Except for the streaming issues I mentioned, most of my problems started when I decided to start experimenting with the chroma-key feature. If I scrap the green screen idea (contemplated in a future blog post), I might be able to live with the slingstudio system for another couple of years. That also means continuing to pay Vimeo to play a small roll in my process, and finding a solution for monitoring social comments during a show that doesn't unduly distract me from the show itself (now that I play bass in addition to managing camera's, lighting, streaming and sound!).


But I'm not the kind of person to give up on an idea. I'd rather push the envelope and have a set of tools that allow to me to experiment with ideas fully, and I think I've found something that might be better.


Vimeo bought a company called livestream a few years back and there's a product called Livestream Studio that might be just the ticket. I am still learning my way around it, and will write a review about it later, but on my first look it appears to have a lot of great features:


1) support for more than 4 camera's (not exactly sure how many, or if recording is limited to 4.

2) supports using phones as camera's using the livestream app (you have to put it in studio mode) (also supported by SlingStudio)

3) supports NDI, or Network Device Interface, for remote HDMI connections...a standard, and one with a lot of different vendor options (no vendor lock, yay!)

4) supports Mevo remote camera's, remote webcam's and local webcams

5) You can crop, color correct and EQ audio from any incoming stream (you can't do any of that in sling studio)

6) chroma-key (unclear how good it is compared to SlingStudio's)

7) Integration of remote data sources, such as facebook/youtube/twitter comments

8) more livestreaming options, such as twitch

9) remote control of the studio from an iPad (browser-based)

10) no hub, use your own Mac or Windows PC


I'm not sure if the last one is a pro or a con, but it does seem clear that vimeo is focusing on making this a strong software and platform integration solution vs. a turn-key hardware solution, and I think that strategy has some benefits for the end-user in the long run. Best of all, the software is included with your vimeo premium subscription, which I'm already paying for, so I can dump all of my old SlingStudio hardware and recoup some of the money I've already invested in the vimeo subscription.

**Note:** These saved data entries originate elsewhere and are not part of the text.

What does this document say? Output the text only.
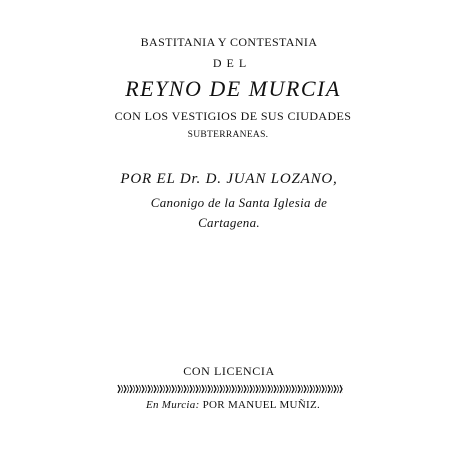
BASTITANIA Y CONTESTANIA
DEL
REYNO DE MURCIA
CON LOS VESTIGIOS DE SUS CIUDADES
SUBTERRANEAS.
POR EL Dr. D. JUAN LOZANO,
Canonigo de la Santa Iglesia de
Cartagena.
CON LICENCIA
En Murcia: POR MANUEL MUÑIZ.
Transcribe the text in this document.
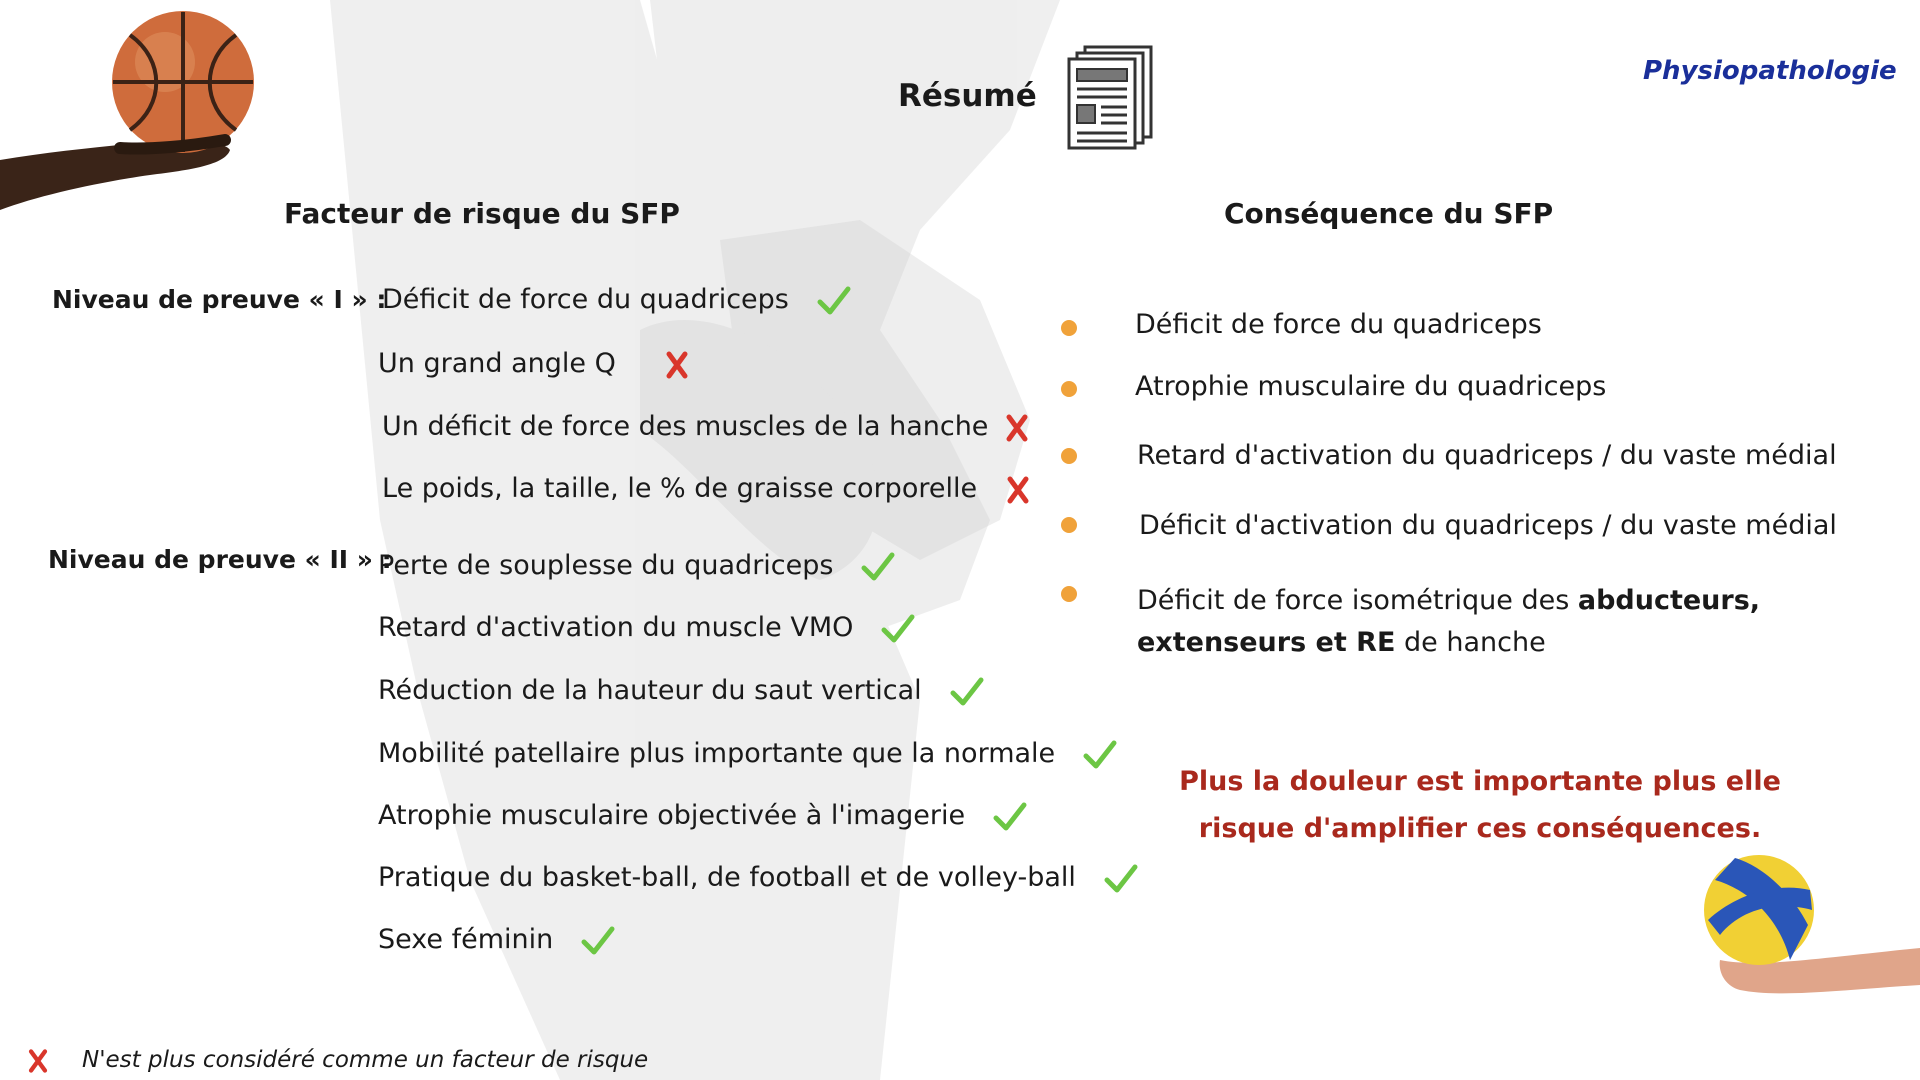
Résumé
Physiopathologie
Facteur de risque du SFP	Conséquence du SFP
Niveau de preuve « I » :
Niveau de preuve « II » :
Déficit de force du quadriceps
Un grand angle Q
Un déficit de force des muscles de la hanche
Le poids, la taille, le % de graisse corporelle
Perte de souplesse du quadriceps
Retard d'activation du muscle VMO
Réduction de la hauteur du saut vertical
Mobilité patellaire plus importante que la normale
Atrophie musculaire objectivée à l'imagerie
Pratique du basket-ball, de football et de volley-ball
Sexe féminin
Déficit de force du quadriceps
Atrophie musculaire du quadriceps
Retard d'activation du quadriceps / du vaste médial
Déficit d'activation du quadriceps / du vaste médial
Déficit de force isométrique des abducteurs, extenseurs et RE de hanche
Plus la douleur est importante plus elle
risque d'amplifier ces conséquences.
N'est plus considéré comme un facteur de risque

It remains to be seen if this solution will be more user-friendly than the simple interface provided by SlingStudio on my iPad, and that is an important consideration as I cannot focus exclusively on video production during a show (obviously). I have, at best, 10 seconds to click on things between shows and I have to save some of those clicks for lighting and pedal board changes. This software has so many features, that you could run a broadcast-quality show from it, and as cool as that sounds it also scares me a little bit.


Anyway, time will tell. For the show this Friday, I'll be sticking with the SlingStudio, but it may be the last show I use it for.